Et quand on s’en souvient, on peut s’interroger sur le message que Emma Cline veut nous faire passer ? Ici, Harvey sans être un personnage très plaisant à fréquenter, on devine qu’il n’aime pas qu’on lui résiste, manipulateur, l’amabilité n’est pas sa seconde nature, mais il n’est pas pour autant franchement antipathique. Emma Cline montre un homme souffrant, vieillissant et en proie à des doutes. On nous le présente comme un homme persuadé de son innocence qui demain sera acquitté… et pourquoi pas, puisqu’on ne sait pas pourquoi il y a ce procès !
Donc, le bouquin est bancal, il ne tient à peu près que sur ce que le lecteur lui apporte, sa connaissance de « l’affaire Epstein ».
« … Polanski continuait à faire des films, il continuait à skier dans les Alpes suisses avec des potes, et à remporter des récompenses. Harvey, c’était du pipi de chat, par comparaison. Ces femmes étaient des adultes. Est-ce qu’il avait baisé des adolescentes ? Non. Est-ce qu’il leur avait fait avaler des Quaaludes ? Non. La plupart du temps, elles avaient leurs propres substances préférées, un peu dans le style chacun apporte sa bouteille, et Harvey prenaient ce qu’elles lui offraient. »

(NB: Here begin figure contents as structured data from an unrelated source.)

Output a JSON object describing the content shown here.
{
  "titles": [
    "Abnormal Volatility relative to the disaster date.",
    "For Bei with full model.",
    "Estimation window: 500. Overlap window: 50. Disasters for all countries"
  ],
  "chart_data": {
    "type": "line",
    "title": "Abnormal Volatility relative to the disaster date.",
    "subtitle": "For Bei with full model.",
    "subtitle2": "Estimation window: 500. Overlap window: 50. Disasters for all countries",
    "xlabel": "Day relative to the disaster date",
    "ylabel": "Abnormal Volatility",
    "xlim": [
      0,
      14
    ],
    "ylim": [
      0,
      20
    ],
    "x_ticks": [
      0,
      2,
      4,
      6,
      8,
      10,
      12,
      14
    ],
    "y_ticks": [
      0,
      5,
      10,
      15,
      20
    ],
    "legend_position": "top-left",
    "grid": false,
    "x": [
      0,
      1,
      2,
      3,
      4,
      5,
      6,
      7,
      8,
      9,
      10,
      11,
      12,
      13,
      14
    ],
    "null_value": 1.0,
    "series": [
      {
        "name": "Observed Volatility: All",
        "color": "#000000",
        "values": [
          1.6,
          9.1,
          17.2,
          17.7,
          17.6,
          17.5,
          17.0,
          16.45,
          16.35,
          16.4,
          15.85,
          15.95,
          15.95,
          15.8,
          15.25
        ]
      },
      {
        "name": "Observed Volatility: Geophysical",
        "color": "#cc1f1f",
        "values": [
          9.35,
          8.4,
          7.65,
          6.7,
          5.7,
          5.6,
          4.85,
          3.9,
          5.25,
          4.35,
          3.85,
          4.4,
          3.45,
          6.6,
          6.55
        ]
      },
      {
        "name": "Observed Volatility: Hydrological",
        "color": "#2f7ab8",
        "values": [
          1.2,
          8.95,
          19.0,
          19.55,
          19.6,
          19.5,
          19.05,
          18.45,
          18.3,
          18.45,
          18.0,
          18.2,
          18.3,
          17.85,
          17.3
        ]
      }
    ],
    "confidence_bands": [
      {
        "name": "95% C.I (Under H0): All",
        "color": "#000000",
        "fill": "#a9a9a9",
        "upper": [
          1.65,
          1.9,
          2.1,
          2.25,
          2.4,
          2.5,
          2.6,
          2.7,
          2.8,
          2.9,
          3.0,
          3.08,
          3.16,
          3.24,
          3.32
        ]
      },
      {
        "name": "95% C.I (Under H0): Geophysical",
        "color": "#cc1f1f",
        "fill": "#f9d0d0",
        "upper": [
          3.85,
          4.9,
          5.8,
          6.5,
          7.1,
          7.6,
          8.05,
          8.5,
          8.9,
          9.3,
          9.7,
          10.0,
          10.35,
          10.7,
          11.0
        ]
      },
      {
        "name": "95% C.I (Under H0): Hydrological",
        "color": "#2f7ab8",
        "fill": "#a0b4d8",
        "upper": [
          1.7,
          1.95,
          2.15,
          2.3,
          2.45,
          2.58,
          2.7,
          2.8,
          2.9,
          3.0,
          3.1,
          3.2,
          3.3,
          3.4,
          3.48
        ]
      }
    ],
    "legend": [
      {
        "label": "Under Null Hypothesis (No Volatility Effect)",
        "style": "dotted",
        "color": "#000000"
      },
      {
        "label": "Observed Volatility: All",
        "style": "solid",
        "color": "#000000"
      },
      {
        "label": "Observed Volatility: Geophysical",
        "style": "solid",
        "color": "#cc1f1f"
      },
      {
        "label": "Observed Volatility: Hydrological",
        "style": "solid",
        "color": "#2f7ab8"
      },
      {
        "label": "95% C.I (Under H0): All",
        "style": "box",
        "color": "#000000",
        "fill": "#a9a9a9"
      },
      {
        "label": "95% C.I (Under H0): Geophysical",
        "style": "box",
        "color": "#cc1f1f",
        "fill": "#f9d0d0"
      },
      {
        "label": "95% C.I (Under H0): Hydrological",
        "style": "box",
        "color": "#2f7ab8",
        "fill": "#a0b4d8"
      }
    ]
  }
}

Emma Cline Harvey La Table Ronde - 106 pages -
Traduit de l’anglais (Etats-Unis) par Jean Esch
4 commentaires
Pas la peine de s'y attarder, donc. Comme toi, j'ai en revanche aimé The Girls, mais aussi L'invitée, qui je crois est à ce jour son dernier roman (ou en tous cas le dernier traduit en français).
J'ai lu ce roman par hasard (exposé en bibliothèque) et parce qu'il était court et parce que j'avais un bon souvenir de l'écrivaine, pas sûr que je la relise un jour, néanmoins...?
Bonjour ! Je ne l'ai pas lu mais, effectivement, je comprends ce qui peut être dérangeant à l'idée de ne pas dire explicitement de quoi il est accusé. C'est encore une fois invisibiliser les rapports de domination et la manière dont le pouvoir structure la société.
Je sors de ce roman très troublé, non par son sujet en lui-même, mais par la position adoptée par l’écrivaine ! Et je m’interroge, soit il manquait des pages à mon exemplaire (Ah ! Ah ! Ah !) soit j’ai raté un truc ? Et si c’est le cas, c’est très inquiétant….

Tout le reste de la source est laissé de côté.